Monday, July 19, 2010

Defamation by Implication a No-Go, Says Wash. Appeals Court

SEATTLE - MARCH 16:  The cover of the last eve...Image by Getty Images via @daylife
In  Warren Yeakey v. Hearst Communications, Inc. et al. (Case No. 39263-1-II), the Washington Court of Appeals this month rejected a plaintiff's claim of defamation by implication, holding that the media defendant did not create a false impression by omitting material facts from its substantially true reporting about the plaintiff's criminal history of drug abuse.

The now-defunct Seattle Post-Intelligencer reported on a tragic accident in November 2006, in which a construction crane operated by Yeakey collapsed, killing a tenant in a nearby apartment building. A series of P-I stories about the incident included the following headlines: "Operator in crane wreck has history of drug abuse" and "Man completed mandated rehab program after his last arrest in 2000," and noted in one story that Yeakey had a criminal record of at least six drug-related convictions.

A state probe concluded that the accident was caused by a structural defect, not an operator error, which the P-I reported.  Exonerated, Yeakey then sued for defamation, false light invasion of privacy, outrageous conduct, and negligent infliction of emotional distress.
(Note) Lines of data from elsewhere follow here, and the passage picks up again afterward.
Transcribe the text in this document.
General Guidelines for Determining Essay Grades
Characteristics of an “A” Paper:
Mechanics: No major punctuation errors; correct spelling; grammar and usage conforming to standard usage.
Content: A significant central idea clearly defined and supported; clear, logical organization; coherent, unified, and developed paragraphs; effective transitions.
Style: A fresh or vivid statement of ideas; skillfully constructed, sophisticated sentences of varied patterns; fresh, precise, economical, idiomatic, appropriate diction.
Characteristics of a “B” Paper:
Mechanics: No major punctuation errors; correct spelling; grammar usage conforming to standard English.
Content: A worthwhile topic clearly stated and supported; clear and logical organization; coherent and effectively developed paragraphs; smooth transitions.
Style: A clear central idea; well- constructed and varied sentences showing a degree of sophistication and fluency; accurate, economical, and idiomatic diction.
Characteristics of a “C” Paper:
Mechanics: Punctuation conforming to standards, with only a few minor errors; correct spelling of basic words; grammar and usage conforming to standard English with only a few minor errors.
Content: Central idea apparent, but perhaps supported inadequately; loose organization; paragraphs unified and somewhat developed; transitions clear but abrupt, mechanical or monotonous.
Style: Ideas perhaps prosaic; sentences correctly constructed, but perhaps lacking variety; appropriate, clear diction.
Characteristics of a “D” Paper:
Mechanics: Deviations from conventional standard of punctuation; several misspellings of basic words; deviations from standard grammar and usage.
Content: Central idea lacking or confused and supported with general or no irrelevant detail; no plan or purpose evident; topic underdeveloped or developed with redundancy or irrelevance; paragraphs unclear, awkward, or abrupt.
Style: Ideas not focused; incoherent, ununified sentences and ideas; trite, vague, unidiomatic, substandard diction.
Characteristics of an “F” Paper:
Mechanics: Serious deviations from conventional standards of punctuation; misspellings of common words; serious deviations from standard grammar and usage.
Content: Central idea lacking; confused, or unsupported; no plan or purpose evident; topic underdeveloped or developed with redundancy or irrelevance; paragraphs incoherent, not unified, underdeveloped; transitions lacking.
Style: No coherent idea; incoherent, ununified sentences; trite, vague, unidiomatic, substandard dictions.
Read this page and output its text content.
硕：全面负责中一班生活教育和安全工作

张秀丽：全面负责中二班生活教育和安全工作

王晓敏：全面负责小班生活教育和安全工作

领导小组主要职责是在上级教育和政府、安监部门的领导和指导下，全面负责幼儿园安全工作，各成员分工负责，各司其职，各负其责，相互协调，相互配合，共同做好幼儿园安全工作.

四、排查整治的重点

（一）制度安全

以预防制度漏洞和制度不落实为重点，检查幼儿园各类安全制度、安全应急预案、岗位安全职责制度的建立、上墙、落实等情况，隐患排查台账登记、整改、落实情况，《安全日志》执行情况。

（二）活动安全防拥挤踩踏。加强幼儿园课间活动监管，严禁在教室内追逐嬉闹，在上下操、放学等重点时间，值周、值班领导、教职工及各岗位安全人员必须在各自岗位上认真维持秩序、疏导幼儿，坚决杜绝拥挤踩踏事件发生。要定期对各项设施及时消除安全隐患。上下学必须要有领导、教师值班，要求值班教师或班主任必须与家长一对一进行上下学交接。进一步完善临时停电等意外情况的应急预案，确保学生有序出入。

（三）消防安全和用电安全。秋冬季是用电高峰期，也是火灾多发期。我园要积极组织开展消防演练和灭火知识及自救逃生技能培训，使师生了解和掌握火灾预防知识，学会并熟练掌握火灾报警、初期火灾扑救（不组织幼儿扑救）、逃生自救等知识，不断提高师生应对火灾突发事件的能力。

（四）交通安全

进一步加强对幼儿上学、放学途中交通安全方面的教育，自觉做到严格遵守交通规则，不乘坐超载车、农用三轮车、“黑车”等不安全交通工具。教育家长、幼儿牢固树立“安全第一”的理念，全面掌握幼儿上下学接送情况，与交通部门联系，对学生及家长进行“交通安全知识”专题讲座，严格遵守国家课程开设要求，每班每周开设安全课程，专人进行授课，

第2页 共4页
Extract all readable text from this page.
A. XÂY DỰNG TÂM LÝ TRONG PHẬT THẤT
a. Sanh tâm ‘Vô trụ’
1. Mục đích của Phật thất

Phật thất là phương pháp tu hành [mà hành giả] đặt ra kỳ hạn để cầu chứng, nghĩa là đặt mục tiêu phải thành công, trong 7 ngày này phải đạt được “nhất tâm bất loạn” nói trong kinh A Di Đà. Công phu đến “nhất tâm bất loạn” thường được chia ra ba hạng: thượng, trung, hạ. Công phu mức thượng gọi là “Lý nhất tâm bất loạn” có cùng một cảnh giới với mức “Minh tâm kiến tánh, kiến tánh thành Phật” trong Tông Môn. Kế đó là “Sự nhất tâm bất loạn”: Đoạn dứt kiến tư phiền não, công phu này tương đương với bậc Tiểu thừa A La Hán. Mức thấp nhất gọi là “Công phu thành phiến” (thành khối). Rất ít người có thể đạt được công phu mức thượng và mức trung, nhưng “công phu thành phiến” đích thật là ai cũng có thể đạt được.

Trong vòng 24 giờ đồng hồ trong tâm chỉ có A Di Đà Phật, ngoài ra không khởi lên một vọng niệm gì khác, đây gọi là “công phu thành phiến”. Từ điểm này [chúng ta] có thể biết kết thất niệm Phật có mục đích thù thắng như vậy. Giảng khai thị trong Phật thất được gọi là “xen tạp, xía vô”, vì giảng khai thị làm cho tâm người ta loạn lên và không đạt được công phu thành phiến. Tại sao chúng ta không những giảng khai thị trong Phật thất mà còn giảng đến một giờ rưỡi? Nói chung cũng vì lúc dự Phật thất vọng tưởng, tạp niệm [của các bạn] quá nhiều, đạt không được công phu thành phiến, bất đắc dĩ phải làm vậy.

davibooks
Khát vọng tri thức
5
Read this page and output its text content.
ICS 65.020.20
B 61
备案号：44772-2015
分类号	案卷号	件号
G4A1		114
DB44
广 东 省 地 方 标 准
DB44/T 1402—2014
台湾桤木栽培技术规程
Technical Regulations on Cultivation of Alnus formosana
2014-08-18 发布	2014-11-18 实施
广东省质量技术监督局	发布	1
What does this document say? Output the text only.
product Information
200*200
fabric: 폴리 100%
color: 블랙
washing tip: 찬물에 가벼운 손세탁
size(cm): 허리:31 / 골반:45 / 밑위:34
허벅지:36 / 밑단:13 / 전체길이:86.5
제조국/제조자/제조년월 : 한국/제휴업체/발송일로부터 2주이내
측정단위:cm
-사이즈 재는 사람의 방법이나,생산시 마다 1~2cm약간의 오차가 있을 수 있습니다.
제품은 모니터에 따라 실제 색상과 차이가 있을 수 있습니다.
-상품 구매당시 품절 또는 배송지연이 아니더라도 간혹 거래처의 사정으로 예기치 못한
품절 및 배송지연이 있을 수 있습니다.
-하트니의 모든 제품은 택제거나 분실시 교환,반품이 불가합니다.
Though conceding the P-I stories did not contain any false statements about him, the plaintiff alleged defamation by implication, asserting the newspaper's juxtaposition of true statements created the false impression that he was to blame for the tenant's death.

Writing for the court, Judge Lisa Worswick ruled "a plaintiff may not base a defamation claim on the negative implication of true statements."